With summer here again, I have tried a few recipes at home and have found that this one works best.
RECIPE:
1 14-oz block wet tamarind
1-2 C sugar (I used 1 C and it’s still on the sour side, if you want something a bit sweeter, kick it up to 2 C)
10 cups water
- Cut tamarind into pieces and place in a large bowl. Pour 2 cups of warm water into the bowl and let the tamarind soak for 20-30 minutes.
- Scoop out one piece of tamarind from the bowl and place in a blender with another cup of water. Pulse for only a couple seconds – just to break up the large chunks and pour into a saucepan. Repeat with the other three pieces of tamarind and pour the water from the bowl into the saucepan.
- Add four more cups of water to the saucepan and bring to a boil over medium heat. Lower the heat and stir in the sugar. Simmer for 15 minutes.
- Take the saucepan from the heat and strain the mixture through a colander/sieve over a cheesecloth into a large bowl or another large saucepan. Once all the liquid has been strained (and has cooled down!), squeeze as much liquid as you can from the cheesecloth. Discard the pulp.
- Once the juice has cooled down, pour it all into a pitcher and refrigerate. Serve over ice.

Wednesday, May 18, 2011

Since Ancient times, food has been a symbol of hospitality. The hieroglyphic symbol of bread was the most common character used for food in Ancient Egypt. In Egypt then and now, food is something shared by all. "Any", a New Kingdom scribe wrote, "Do not eat bread while another stands by without extending your hand to him."  This belief is still true. Living in Egypt I have experienced this in person. The kindness and hospitality shown in an Egyptian household is almost overwhelming. The Western interpretation could be, "sharing is caring."
In this heiroglyph seen in the Karnak Temple, it shows a royal servant carrying a platter of baked breads to serve the Gods, so I am told. The higher classes dined richly and commonly used food as an offering to appease the Gods and as a means to give to the poor in hopes that these good deeds would lead them to a favourable afterlife.
No matter what time period in history, food tells us to be kind, share, love and the rewards will be plenty.

Monday, May 16, 2011

The Pharaoh's Tonic aka Karkade (Hibiscus Tea)

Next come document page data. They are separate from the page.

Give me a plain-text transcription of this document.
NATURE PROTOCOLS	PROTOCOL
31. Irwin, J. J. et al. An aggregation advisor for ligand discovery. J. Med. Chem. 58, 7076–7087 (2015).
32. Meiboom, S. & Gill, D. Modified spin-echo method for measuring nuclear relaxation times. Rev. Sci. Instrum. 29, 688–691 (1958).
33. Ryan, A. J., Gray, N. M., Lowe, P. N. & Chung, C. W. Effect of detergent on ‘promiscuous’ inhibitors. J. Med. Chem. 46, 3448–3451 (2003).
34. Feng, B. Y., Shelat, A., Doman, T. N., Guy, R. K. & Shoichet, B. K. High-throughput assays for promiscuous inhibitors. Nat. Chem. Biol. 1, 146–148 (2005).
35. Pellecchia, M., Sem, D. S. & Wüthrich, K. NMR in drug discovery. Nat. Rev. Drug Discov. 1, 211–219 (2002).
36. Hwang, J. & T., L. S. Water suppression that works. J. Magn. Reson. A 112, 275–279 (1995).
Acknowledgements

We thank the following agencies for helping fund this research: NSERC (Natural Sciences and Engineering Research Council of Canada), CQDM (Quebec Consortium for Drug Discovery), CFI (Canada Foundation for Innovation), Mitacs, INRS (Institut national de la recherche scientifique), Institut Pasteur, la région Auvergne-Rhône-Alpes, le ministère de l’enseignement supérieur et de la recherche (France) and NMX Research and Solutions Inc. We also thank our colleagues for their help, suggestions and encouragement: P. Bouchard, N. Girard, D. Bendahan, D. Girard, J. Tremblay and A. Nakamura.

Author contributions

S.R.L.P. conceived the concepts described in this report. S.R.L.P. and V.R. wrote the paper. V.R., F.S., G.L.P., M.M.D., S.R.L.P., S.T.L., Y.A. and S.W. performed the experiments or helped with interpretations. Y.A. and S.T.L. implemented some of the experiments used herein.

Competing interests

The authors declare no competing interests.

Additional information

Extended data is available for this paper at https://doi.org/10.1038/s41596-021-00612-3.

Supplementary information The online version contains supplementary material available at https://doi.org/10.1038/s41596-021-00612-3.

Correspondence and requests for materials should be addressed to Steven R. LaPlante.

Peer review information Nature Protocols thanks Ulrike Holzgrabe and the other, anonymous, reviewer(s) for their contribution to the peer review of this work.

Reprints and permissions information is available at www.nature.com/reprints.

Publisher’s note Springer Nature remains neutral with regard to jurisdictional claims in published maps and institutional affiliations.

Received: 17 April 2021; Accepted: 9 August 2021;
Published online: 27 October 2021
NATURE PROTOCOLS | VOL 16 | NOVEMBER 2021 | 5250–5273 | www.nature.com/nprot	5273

One of my favorite teas in Egypt has become the ancient recipe of Karkade, red Hibiscus tea.  In Ancient Egypt, the tea was served as a celebratory drink during weddings and considered a favorite among the Pharaohs. Many health benefits include lowering blood pressure, high Vtamin C content as well as electrolytes. The tea has a tart, cranberry-like flavor with a full mouth feel of sweetness that is served hot or cold. A sweet-tart in liquid form for sure! On a hot day, the chilled option is a definite choice! On ice with a squeeze of lime? Perfect!
Karkade- Egyptian Hibiscus Tea

  • 2 quarts plus 1/2 cup water




  • 1 1/2 cups dried hibiscus flowers




  • 1 cup sugar




  • ice cubes




  • 1 lime, sliced thin



  • METHOD:
    Heat water to a boil. Add hibiscus flowers and sugar. Simmer for 2 minutes or until sugar is fully dissolved. Turn off heat and let steep for 5 minutes. Strain into a serving vessel. Add ice and lime for garnish. Enjoy!